Experience also appears to be closely associated with injury risk. In a study of 679 equestrians, authors found 1 in 5 athletes experienced an injury during their riding career. Novice riders experienced a five-fold increase in injury rates compared to advanced riders, and an eight-fold increase compared to professional riders. This information suggests that special attention should be paid to novice riders in regard to teaching and preventable measures given their increased risk of injury. 2
The majority of serious injuries are related to head trauma. Helmets have been shown to decrease the injury risk and severity during equestrian activities, but widespread use is lacking. Seventy-four percent of novice riders report wearing helmets when riding, but that number decreases to 58 percent of advanced riders. 2 Helmets are often required at sanctioned riding events, but limited use outside of events is a concern. Protective vests are also required by the majority of riding organizations, but regular use outside of events is uncommon. Chest, rib, collar bone fractures, collapsed lung, etc. are very common in this group.

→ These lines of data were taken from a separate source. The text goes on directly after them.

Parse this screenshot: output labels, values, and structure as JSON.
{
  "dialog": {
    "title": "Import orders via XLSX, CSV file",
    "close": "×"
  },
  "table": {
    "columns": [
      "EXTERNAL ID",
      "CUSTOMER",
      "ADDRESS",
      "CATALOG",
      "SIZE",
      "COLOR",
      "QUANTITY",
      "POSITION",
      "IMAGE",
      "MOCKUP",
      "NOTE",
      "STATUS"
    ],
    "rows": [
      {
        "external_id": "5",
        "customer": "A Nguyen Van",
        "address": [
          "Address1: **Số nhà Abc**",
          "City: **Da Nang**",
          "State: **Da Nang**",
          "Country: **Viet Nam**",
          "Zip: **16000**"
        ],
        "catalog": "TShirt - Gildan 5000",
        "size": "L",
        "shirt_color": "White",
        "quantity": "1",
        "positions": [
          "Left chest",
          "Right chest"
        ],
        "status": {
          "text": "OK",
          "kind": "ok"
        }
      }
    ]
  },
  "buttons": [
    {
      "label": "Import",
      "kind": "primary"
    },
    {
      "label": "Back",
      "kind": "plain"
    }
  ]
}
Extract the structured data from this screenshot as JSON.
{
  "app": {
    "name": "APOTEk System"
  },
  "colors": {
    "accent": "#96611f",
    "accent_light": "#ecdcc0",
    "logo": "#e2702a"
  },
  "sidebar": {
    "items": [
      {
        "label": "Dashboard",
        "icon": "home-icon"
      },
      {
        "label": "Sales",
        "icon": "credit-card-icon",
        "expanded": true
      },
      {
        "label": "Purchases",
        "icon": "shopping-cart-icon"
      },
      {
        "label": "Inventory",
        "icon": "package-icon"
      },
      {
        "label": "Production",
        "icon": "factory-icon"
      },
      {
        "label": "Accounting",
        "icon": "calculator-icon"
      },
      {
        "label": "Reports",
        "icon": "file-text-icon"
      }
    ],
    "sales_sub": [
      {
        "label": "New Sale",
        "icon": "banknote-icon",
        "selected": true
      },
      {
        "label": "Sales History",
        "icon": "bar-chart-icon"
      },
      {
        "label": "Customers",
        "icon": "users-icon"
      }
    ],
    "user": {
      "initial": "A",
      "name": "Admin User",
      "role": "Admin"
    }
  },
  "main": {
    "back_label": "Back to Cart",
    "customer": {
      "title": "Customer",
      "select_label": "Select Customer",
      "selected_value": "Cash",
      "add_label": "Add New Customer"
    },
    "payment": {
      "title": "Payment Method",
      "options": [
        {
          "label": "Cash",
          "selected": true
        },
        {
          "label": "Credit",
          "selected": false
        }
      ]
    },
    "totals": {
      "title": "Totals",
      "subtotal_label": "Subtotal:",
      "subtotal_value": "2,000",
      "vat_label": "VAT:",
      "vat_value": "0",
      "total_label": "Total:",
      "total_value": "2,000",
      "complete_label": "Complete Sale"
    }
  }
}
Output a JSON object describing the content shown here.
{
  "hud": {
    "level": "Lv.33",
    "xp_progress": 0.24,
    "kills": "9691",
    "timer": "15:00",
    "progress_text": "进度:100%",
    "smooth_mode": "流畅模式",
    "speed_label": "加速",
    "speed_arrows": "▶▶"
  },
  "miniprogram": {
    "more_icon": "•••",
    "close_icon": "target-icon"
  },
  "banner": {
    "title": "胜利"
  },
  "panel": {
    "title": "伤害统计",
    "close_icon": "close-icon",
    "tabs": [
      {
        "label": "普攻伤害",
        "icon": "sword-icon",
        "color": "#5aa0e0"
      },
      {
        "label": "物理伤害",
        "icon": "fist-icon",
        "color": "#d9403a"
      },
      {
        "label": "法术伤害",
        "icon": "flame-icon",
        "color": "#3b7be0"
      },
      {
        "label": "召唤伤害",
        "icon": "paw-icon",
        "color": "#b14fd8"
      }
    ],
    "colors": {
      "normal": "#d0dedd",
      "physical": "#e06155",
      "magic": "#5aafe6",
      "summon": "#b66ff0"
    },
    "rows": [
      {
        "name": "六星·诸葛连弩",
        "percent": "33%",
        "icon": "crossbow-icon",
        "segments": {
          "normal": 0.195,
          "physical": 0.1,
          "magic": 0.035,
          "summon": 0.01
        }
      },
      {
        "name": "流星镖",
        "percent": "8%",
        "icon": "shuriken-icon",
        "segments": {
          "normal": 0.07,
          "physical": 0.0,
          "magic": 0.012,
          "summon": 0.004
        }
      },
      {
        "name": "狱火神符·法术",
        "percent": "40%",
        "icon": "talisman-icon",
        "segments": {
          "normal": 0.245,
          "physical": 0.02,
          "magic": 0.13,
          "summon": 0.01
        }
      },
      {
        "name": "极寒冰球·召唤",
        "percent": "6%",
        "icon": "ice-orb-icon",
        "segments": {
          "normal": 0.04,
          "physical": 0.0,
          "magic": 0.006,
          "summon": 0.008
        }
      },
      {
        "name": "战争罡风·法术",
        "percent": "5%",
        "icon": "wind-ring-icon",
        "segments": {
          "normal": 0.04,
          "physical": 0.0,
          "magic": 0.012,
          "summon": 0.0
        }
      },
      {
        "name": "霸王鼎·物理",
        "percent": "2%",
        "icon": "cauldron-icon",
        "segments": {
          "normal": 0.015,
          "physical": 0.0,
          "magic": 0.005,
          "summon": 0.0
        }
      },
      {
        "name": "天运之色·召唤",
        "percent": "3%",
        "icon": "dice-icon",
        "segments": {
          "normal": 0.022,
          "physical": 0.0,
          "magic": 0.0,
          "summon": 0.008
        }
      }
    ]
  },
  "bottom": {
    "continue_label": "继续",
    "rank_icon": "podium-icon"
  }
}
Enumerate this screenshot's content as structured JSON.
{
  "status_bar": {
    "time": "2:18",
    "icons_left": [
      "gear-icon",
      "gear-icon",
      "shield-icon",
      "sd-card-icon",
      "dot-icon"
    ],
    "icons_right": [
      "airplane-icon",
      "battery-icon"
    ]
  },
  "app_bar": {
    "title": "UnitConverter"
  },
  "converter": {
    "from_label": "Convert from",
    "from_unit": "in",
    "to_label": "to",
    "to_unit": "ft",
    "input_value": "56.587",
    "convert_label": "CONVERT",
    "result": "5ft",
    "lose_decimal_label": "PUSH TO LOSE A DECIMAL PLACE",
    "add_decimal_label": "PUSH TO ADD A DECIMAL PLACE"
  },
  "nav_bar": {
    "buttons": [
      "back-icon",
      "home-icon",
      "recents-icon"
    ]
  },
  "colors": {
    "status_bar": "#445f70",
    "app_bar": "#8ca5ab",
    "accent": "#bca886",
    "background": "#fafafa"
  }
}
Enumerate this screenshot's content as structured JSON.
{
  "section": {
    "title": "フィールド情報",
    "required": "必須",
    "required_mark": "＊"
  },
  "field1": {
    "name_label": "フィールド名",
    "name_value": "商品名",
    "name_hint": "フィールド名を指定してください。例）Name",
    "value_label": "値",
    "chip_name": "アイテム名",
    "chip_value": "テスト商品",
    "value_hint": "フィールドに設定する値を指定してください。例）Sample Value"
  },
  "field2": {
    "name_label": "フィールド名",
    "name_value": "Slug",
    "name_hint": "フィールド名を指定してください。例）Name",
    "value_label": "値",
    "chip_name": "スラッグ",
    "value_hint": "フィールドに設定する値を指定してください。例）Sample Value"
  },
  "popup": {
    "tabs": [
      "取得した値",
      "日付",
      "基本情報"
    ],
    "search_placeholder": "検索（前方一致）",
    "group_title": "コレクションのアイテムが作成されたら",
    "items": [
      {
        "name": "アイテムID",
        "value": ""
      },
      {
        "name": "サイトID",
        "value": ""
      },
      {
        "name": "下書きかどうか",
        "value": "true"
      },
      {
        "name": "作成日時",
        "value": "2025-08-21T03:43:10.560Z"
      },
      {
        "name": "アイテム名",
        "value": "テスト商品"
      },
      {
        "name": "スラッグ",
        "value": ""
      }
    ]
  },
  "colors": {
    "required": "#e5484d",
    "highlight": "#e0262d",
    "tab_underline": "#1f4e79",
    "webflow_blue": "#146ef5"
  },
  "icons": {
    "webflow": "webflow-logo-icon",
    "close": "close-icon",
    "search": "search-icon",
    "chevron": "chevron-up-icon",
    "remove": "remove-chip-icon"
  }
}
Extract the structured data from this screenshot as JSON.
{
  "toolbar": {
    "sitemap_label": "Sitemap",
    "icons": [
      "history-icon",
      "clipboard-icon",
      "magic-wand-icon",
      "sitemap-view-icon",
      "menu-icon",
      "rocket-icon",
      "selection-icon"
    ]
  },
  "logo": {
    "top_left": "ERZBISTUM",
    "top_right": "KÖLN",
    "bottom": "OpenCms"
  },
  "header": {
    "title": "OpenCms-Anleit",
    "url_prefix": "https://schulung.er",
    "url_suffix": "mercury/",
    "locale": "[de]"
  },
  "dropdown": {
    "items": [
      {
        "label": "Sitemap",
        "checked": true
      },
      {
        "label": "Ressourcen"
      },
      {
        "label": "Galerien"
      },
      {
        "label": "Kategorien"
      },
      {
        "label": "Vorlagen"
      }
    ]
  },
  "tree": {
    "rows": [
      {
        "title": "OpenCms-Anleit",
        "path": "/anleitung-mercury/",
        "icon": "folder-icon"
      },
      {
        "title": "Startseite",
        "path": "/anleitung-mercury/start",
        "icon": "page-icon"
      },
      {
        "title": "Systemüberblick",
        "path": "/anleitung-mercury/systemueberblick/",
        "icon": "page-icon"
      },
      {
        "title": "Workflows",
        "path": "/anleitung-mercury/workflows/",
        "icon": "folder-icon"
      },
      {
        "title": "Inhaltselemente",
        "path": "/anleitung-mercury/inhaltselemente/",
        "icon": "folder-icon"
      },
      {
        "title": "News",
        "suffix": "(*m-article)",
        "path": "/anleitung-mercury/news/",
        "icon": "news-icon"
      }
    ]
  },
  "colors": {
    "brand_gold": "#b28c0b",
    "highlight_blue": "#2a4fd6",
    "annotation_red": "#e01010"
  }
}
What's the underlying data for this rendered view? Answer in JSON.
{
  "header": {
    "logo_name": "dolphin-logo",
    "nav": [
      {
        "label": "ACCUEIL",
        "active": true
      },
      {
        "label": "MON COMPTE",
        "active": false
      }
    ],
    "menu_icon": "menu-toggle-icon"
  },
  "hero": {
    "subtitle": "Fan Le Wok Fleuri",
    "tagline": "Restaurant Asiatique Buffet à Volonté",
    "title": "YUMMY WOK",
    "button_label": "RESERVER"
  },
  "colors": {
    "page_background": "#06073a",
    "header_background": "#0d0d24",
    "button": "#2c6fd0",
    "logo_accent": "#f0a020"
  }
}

Equestrian riders have one of the highest injury and fatality rates of all sporting participants. Novice riders should take extra precautions to minimize risks. The regular use of helmets and chest protection is highly recommended. Riders and physicians should work closely together to help minimize injury risk in this unique group of athletes
References 1. Havlik HS. Equestrian sport-related injuries: a review of current literature. Curr Sports Med Rep. 2010 Sep-Oct;9(5):299-302. 2. Mayberry JC, Pearson TE, Wiger KJ, Diggs BS, Mullins RJ. Equestrian injury prevention efforts need more attention to novice riders. J Trauma. 2007 Mar;62(3):735-9. 3. Smartt P, Chalmers D. A new look at horse-related sport and recreational injury in New Zealand. 1 J Sci Med Sport. 2009 May;12(3):376-82.